I read about these recommended diets from time to time and give them a try. But over the decades, the recommendations change and I’m not sure there’s really one diet that suits everybody with lupus. For example, I know for sure I don’t tolerate vinegar, no matter what kind it is, no matter the amount. Pickles used to be a big favorite but no more! So, my recommendation is to give this sort of thing a try, continue if it seems to help, move on if it’s not working.
Since I switched to a whole foods plant-based diet with no sugar oil or salt, many flares are few and infrequent.

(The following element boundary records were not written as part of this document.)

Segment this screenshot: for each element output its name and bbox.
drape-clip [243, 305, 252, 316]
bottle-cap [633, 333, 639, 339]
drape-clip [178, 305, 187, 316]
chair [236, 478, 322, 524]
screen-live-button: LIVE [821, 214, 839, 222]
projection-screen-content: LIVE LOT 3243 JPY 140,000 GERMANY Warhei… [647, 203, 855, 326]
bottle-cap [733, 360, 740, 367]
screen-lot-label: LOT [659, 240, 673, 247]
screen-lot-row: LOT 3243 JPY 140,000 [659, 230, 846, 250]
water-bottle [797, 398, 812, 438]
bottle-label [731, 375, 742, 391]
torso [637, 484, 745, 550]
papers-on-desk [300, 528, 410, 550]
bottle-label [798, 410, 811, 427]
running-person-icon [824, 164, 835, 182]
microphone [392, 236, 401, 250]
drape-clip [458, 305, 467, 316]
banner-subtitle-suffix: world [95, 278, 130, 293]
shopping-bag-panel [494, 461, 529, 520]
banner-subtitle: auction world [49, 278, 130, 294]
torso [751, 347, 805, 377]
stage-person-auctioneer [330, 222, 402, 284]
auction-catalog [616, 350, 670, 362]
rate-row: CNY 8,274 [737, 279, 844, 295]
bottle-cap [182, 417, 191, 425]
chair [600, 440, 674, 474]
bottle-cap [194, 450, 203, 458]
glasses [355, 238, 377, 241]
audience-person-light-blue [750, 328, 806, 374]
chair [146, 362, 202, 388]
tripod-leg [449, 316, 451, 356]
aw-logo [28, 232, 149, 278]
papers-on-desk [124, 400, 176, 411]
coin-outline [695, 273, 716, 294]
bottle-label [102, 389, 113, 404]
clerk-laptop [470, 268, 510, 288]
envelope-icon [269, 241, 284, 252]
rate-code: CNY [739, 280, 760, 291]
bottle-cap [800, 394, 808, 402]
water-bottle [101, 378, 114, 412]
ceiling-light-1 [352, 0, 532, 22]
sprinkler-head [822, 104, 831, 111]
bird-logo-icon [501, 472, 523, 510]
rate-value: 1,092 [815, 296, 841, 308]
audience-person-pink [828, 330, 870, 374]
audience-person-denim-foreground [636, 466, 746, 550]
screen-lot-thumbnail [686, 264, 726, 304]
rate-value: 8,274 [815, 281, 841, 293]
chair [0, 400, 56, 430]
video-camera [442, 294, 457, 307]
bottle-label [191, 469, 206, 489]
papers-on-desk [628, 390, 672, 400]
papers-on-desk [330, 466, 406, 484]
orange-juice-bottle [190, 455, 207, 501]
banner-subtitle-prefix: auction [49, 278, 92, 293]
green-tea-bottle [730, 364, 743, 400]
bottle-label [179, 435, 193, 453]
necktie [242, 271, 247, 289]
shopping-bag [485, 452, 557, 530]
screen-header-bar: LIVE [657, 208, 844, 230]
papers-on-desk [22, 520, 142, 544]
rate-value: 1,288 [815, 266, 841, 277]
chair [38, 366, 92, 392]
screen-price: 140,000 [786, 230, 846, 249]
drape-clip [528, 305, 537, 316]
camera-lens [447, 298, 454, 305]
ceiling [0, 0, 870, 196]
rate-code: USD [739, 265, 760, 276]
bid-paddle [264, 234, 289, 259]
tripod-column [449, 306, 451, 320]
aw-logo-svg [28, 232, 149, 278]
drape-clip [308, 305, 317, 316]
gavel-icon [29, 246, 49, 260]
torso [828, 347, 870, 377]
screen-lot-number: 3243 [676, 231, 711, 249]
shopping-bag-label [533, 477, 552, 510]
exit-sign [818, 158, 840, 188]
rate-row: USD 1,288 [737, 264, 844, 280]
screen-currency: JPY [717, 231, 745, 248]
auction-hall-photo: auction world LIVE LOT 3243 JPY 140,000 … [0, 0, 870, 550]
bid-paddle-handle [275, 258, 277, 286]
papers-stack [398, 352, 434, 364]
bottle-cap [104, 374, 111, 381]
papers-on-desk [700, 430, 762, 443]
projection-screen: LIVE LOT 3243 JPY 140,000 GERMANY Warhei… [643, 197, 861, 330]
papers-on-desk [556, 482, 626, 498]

My inflammation markers are very low, and I feel better than I have felt since being diagnosed in 1991! I highly recommend it, with your doctor’s approval and careful nutritional guidance, of course.
When i get flare disease in my Lupus, I use to drink a glass of water cook by herbs (ginger, curcumin, and cinnamon) and Vitamin D in the morning. I also drink a glass of blended juice (strawberry, bluberry, and celery) in the afternoon. Before I sleep, I drink a glass of water cook with 1/8 teaspoon of black seed. Thank God my inflammation such as fever, swollen in my ankle, headache, and pain in my bones are reduce in a week or three days. I still don’t eat my pills or medicine…. but I eat what AIP diet tells here.
Thanks for all information here.
Hope all lupus patient can do better than me in coping with Lupus.